The CharsetDetectStreamReader class takes in a byte stream (InputStream), automatically detects the character encoding of the byte stream, and turns it into a character stream (Reader) using that encoding. If the detected character encoding is UTF-8, UTF-16, or UTF-32, and contains a byte-order mark (BOM), the BOM will be removed from the byte stream and not appear in the character stream. The CharsetDetectStreamReader class can be used in place of the InputStreamReader class provided in the Java API.

The algorithm used by CharsetDetectStreamReader to detect the character encoding of the byte stream is to successively apply the following methods in the order shown until one of these methods is able to detect the character encoding.

  1. Read in the first few bytes of the byte stream, and attempts to detect the BOM that uniquely identifies the UTF-8, UTF-16, or UTF-32 character encodings.
  2. Reads in a small amount of data from the byte stream and attempt to detect the XML declaration <?xml ... ?> together with a possible character encoding. If a XML declaration is detected and it contains encoding information, then that encoding is returned instead provided that it can be verified to be reasonably correct.
  3. Use the CharsetDetector class of the International Components for Unicode for Java (ICU4J) package to detect the most likely character encoding of the byte stream, by reading in a small amount of data from the byte stream.

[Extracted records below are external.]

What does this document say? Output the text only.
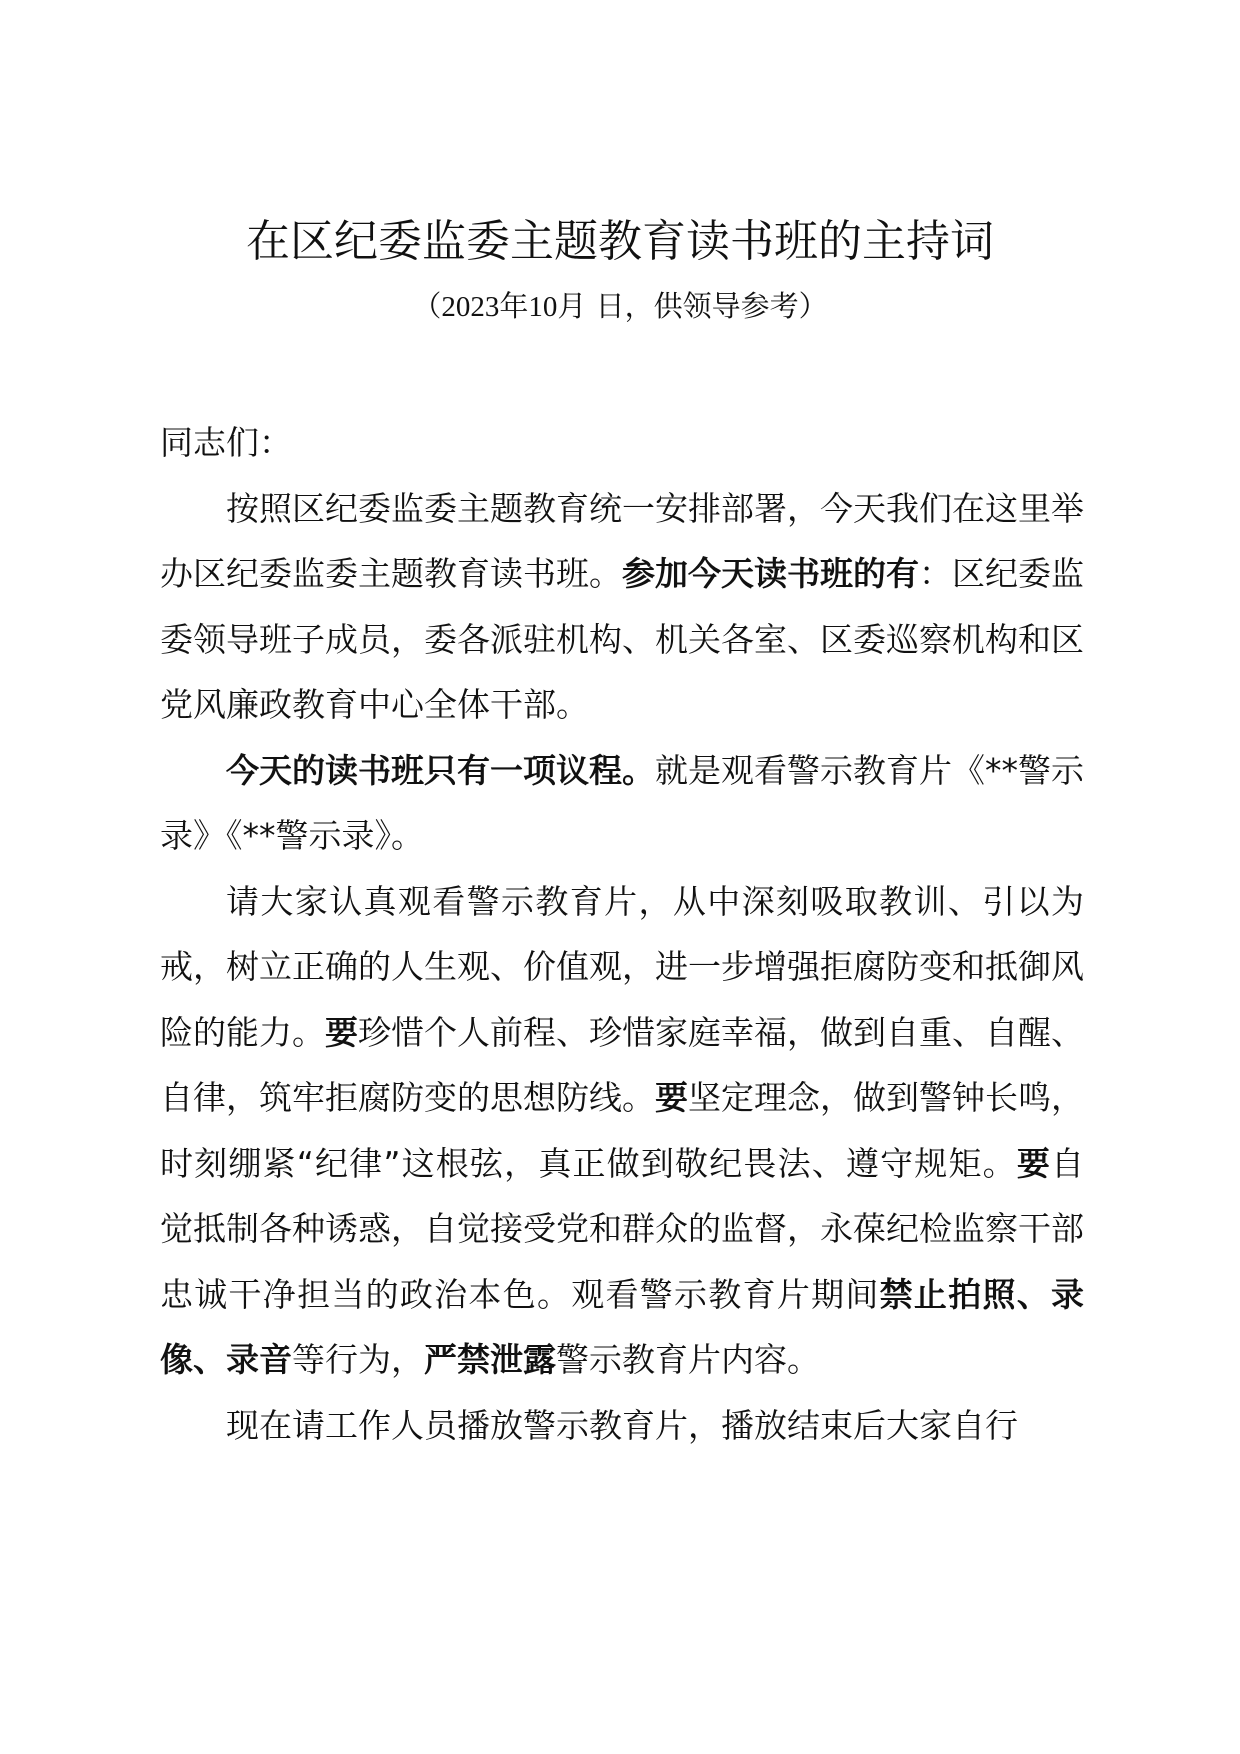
在区纪委监委主题教育读书班的主持词
（2023年10月 日，供领导参考）

同志们：

按照区纪委监委主题教育统一安排部署，今天我们在这里举办区纪委监委主题教育读书班。参加今天读书班的有：区纪委监委领导班子成员，委各派驻机构、机关各室、区委巡察机构和区党风廉政教育中心全体干部。

今天的读书班只有一项议程。就是观看警示教育片《**警示录》《**警示录》。

请大家认真观看警示教育片，从中深刻吸取教训、引以为戒，树立正确的人生观、价值观，进一步增强拒腐防变和抵御风险的能力。要珍惜个人前程、珍惜家庭幸福，做到自重、自醒、自律，筑牢拒腐防变的思想防线。要坚定理念，做到警钟长鸣，时刻绷紧“纪律”这根弦，真正做到敬纪畏法、遵守规矩。要自觉抵制各种诱惑，自觉接受党和群众的监督，永葆纪检监察干部忠诚干净担当的政治本色。观看警示教育片期间禁止拍照、录像、录音等行为，严禁泄露警示教育片内容。

现在请工作人员播放警示教育片，播放结束后大家自行
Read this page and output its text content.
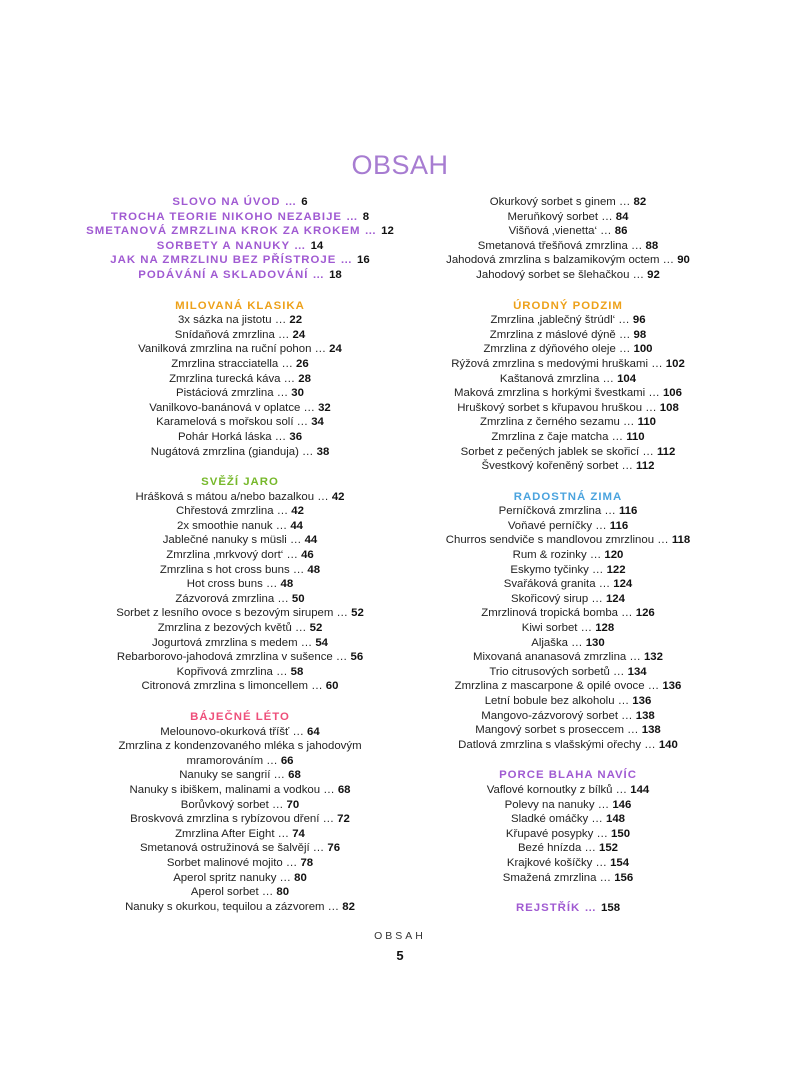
OBSAH
SLOVO NA ÚVOD … 6
TROCHA TEORIE NIKOHO NEZABIJE … 8
SMETANOVÁ ZMRZLINA KROK ZA KROKEM … 12
SORBETY A NANUKY … 14
JAK NA ZMRZLINU BEZ PŘÍSTROJE … 16
PODÁVÁNÍ A SKLADOVÁNÍ … 18
MILOVANÁ KLASIKA
3x sázka na jistotu … 22
Snídaňová zmrzlina … 24
Vanilková zmrzlina na ruční pohon … 24
Zmrzlina stracciatella … 26
Zmrzlina turecká káva … 28
Pistáciová zmrzlina … 30
Vanilkovo-banánová v oplatce … 32
Karamelová s mořskou solí … 34
Pohár Horká láska … 36
Nugátová zmrzlina (gianduja) … 38
SVĚŽÍ JARO
Hrášková s mátou a/nebo bazalkou … 42
Chřestová zmrzlina … 42
2x smoothie nanuk … 44
Jablečné nanuky s müsli … 44
Zmrzlina ‚mrkvový dort‘ … 46
Zmrzlina s hot cross buns … 48
Hot cross buns … 48
Zázvorová zmrzlina … 50
Sorbet z lesního ovoce s bezovým sirupem … 52
Zmrzlina z bezových květů … 52
Jogurtová zmrzlina s medem … 54
Rebarborovo-jahodová zmrzlina v sušence … 56
Kopřivová zmrzlina … 58
Citronová zmrzlina s limoncellem … 60
BÁJEČNÉ LÉTO
Melounovo-okurková tříšť … 64
Zmrzlina z kondenzovaného mléka s jahodovým
mramorováním … 66
Nanuky se sangrií … 68
Nanuky s ibiškem, malinami a vodkou … 68
Borůvkový sorbet … 70
Broskvová zmrzlina s rybízovou dření … 72
Zmrzlina After Eight … 74
Smetanová ostružinová se šalvějí … 76
Sorbet malinové mojito … 78
Aperol spritz nanuky … 80
Aperol sorbet … 80
Nanuky s okurkou, tequilou a zázvorem … 82
Okurkový sorbet s ginem … 82
Meruňkový sorbet … 84
Višňová ‚vienetta‘ … 86
Smetanová třešňová zmrzlina … 88
Jahodová zmrzlina s balzamikovým octem … 90
Jahodový sorbet se šlehačkou … 92
ÚRODNÝ PODZIM
Zmrzlina ‚jablečný štrúdl‘ … 96
Zmrzlina z máslové dýně … 98
Zmrzlina z dýňového oleje … 100
Rýžová zmrzlina s medovými hruškami … 102
Kaštanová zmrzlina … 104
Maková zmrzlina s horkými švestkami … 106
Hruškový sorbet s křupavou hruškou … 108
Zmrzlina z černého sezamu … 110
Zmrzlina z čaje matcha … 110
Sorbet z pečených jablek se skořicí … 112
Švestkový kořeněný sorbet … 112
RADOSTNÁ ZIMA
Perníčková zmrzlina … 116
Voňavé perníčky … 116
Churros sendviče s mandlovou zmrzlinou … 118
Rum & rozinky … 120
Eskymo tyčinky … 122
Svařáková granita … 124
Skořicový sirup … 124
Zmrzlinová tropická bomba … 126
Kiwi sorbet … 128
Aljaška … 130
Mixovaná ananasová zmrzlina … 132
Trio citrusových sorbetů … 134
Zmrzlina z mascarpone & opilé ovoce … 136
Letní bobule bez alkoholu … 136
Mangovo-zázvorový sorbet … 138
Mangový sorbet s proseccem … 138
Datlová zmrzlina s vlašskými ořechy … 140
PORCE BLAHA NAVÍC
Vaflové kornoutky z bílků … 144
Polevy na nanuky … 146
Sladké omáčky … 148
Křupavé posypky … 150
Bezé hnízda … 152
Krajkové košíčky … 154
Smažená zmrzlina … 156
REJSTŘÍK … 158
OBSAH
5
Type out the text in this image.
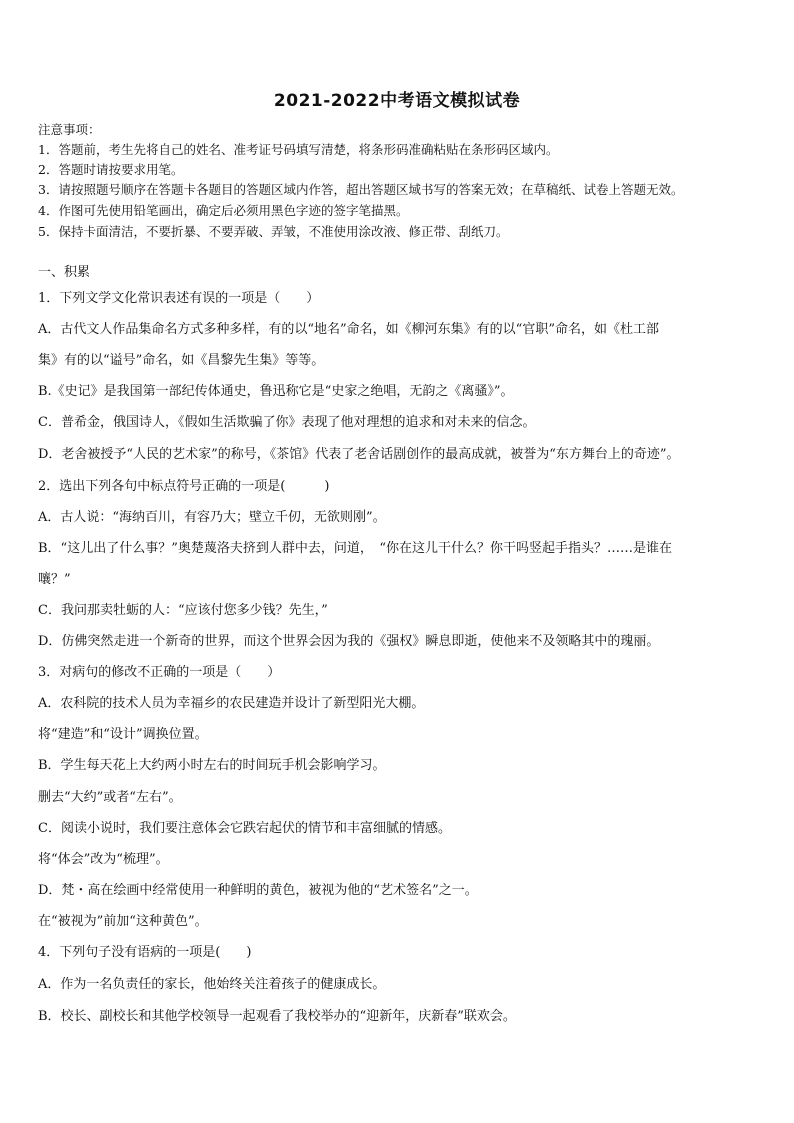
2021-2022中考语文模拟试卷
注意事项：
1．答题前，考生先将自己的姓名、准考证号码填写清楚，将条形码准确粘贴在条形码区域内。
2．答题时请按要求用笔。
3．请按照题号顺序在答题卡各题目的答题区域内作答，超出答题区域书写的答案无效；在草稿纸、试卷上答题无效。
4．作图可先使用铅笔画出，确定后必须用黑色字迹的签字笔描黑。
5．保持卡面清洁，不要折暴、不要弄破、弄皱，不准使用涂改液、修正带、刮纸刀。
一、积累
1．下列文学文化常识表述有误的一项是（　　）
A．古代文人作品集命名方式多种多样，有的以“地名”命名，如《柳河东集》有的以“官职”命名，如《杜工部
集》有的以“谥号”命名，如《昌黎先生集》等等。
B.《史记》是我国第一部纪传体通史，鲁迅称它是“史家之绝唱，无韵之《离骚》”。
C．普希金，俄国诗人，《假如生活欺骗了你》表现了他对理想的追求和对未来的信念。
D．老舍被授予“人民的艺术家”的称号，《茶馆》代表了老舍话剧创作的最高成就，被誉为“东方舞台上的奇迹”。
2．选出下列各句中标点符号正确的一项是(　　　)
A．古人说：“海纳百川，有容乃大；壁立千仞，无欲则刚”。
B．“这儿出了什么事？”奥楚蔑洛夫挤到人群中去，问道，　“你在这儿干什么？你干吗竖起手指头？……是谁在
嚷？”
C．我问那卖牡蛎的人：“应该付您多少钱？先生，”
D．仿佛突然走进一个新奇的世界，而这个世界会因为我的《强权》瞬息即逝，使他来不及领略其中的瑰丽。
3．对病句的修改不正确的一项是（　　）
A．农科院的技术人员为幸福乡的农民建造并设计了新型阳光大棚。
将“建造”和“设计”调换位置。
B．学生每天花上大约两小时左右的时间玩手机会影响学习。
删去“大约”或者“左右”。
C．阅读小说时，我们要注意体会它跌宕起伏的情节和丰富细腻的情感。
将“体会”改为“梳理”。
D．梵・高在绘画中经常使用一种鲜明的黄色，被视为他的“艺术签名”之一。
在“被视为”前加“这种黄色”。
4．下列句子没有语病的一项是(　　)
A．作为一名负责任的家长，他始终关注着孩子的健康成长。
B．校长、副校长和其他学校领导一起观看了我校举办的“迎新年，庆新春”联欢会。
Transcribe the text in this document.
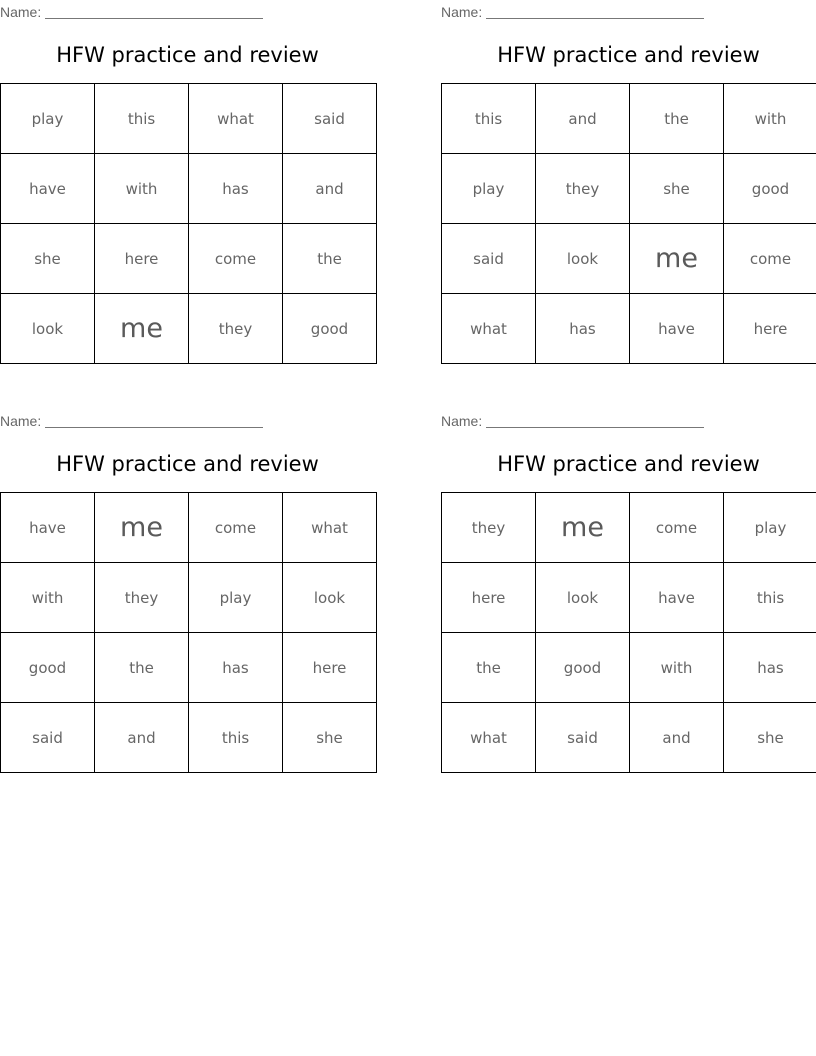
Name:
HFW practice and review
play	this	what	said
have	with	has	and
she	here	come	the
look	me	they	good
Name:
HFW practice and review
this	and	the	with
play	they	she	good
said	look	me	come
what	has	have	here
Name:
HFW practice and review
have	me	come	what
with	they	play	look
good	the	has	here
said	and	this	she
Name:
HFW practice and review
they	me	come	play
here	look	have	this
the	good	with	has
what	said	and	she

The above algorithm is by necessity a heuristic and is not guranteed to always detect the correct encoding.

This class is written to support the search engine wrapper package, and is written partially in response to Sun Java developers closing bug report 4508058 with a "Will Not Fix".

The charset detect stream reader is open source and licensed under the GNU General Public License, either version 3 or (at your option) any later version. Sun Java 1.6 is required to use the package.

Status

This package is under general release.

Downloads

Release: 2009 September 30

Added a new character encoding detection method, which attempts to find the XML declaration <?xml ... ?> as well as its encoding information where available.

Release: 2009 July 17

Fixed a bug where an UnsupportedEncodingException is thrown for particular input streams, especially those from very small input files, when ICU4J returned an encoding that is unsupported in Sun Java.

Release: 2009 June 25

This is the initial release of the charset detect stream reader.